No matter what business you’re in, it’s tough to overcome a punitive tax system even with a toolbox full of incentives, and California is Exhibit A.

For four consecutive years, more people have moved out of California than have moved in, even with California’s generous use of enterprise zones and business tax subsidies. You can be sure to add a fifth consecutive year of mass exodus as sales, income, and vehicle taxes just went up again this May. Sure, California has a great climate, but why run a business there when you can run one in a neighboring state and fare far better financially?
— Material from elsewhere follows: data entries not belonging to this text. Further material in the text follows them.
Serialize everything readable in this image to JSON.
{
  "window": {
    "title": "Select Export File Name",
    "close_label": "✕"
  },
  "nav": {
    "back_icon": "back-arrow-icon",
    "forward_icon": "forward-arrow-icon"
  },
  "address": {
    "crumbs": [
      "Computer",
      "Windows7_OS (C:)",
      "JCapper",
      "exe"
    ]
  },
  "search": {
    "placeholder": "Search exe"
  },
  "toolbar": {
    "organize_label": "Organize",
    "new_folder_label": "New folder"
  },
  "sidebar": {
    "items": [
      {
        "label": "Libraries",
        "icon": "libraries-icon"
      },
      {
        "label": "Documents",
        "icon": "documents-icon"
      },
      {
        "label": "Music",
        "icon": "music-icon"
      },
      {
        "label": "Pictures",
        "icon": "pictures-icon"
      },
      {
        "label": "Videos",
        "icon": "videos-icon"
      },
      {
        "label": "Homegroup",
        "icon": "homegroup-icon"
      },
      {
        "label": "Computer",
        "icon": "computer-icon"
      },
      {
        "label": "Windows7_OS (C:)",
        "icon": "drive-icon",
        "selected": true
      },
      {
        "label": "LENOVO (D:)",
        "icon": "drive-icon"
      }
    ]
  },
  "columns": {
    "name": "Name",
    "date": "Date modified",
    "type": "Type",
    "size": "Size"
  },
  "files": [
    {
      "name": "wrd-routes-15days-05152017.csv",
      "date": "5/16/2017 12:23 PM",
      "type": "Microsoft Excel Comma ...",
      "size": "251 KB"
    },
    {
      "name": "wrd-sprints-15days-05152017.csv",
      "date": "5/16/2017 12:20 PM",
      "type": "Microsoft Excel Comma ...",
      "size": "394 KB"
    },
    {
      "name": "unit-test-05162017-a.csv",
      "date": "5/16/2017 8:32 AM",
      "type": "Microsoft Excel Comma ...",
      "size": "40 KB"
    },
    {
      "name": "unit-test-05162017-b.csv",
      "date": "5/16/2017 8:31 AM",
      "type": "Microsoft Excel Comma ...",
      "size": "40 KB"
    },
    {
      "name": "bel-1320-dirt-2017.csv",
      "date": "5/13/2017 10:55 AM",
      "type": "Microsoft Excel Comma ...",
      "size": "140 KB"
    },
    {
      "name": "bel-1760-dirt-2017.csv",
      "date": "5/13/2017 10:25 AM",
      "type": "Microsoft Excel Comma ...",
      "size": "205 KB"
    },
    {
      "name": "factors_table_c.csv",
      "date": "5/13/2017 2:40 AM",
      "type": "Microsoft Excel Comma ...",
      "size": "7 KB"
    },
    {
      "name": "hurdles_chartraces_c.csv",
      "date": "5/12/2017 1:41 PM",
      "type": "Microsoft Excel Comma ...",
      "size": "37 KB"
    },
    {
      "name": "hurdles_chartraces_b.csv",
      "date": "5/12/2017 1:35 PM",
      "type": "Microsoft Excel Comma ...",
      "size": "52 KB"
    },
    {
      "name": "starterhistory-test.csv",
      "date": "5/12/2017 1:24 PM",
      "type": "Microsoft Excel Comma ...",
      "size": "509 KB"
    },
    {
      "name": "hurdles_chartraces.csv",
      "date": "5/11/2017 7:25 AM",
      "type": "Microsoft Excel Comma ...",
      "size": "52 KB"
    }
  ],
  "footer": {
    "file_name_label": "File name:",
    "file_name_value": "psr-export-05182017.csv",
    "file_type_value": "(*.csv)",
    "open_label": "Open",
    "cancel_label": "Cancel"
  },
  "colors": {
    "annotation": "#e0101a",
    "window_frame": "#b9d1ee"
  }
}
The Free Enterprise Club promotes a strong and vibrant economy by advancing sound fiscal policies — in other words, doing the opposite of California. In 2006, the club was the lead organization behind the 10 percent across-the-board personal income tax cut. This tax cut applied to everyone who pays personal income taxes, including the thousands of businesses that file their taxes under the personal income tax system. Had this legislation failed, state spending would have grown an additional $330 million.  Instead, that $330 million was left in the economy where it could do some good (at a minimum it kept the deficit lower than it is today).

The club is promoting a substantial cut in the state capital gains tax and the state corporate income tax, both of which are impediments to after-tax profits. The club is also working to prevent substantial property- and sales-tax increases to balance the budget. Long term, we have our sights set on reforming the tax code by eliminating selective and inefficient tax credits and replacing the current system with a broad-based flat tax.

Steve Voeller is president of the Arizona Free Enterprise Club, which promotes a strong and vibrant economy by advancing sound fiscal policies.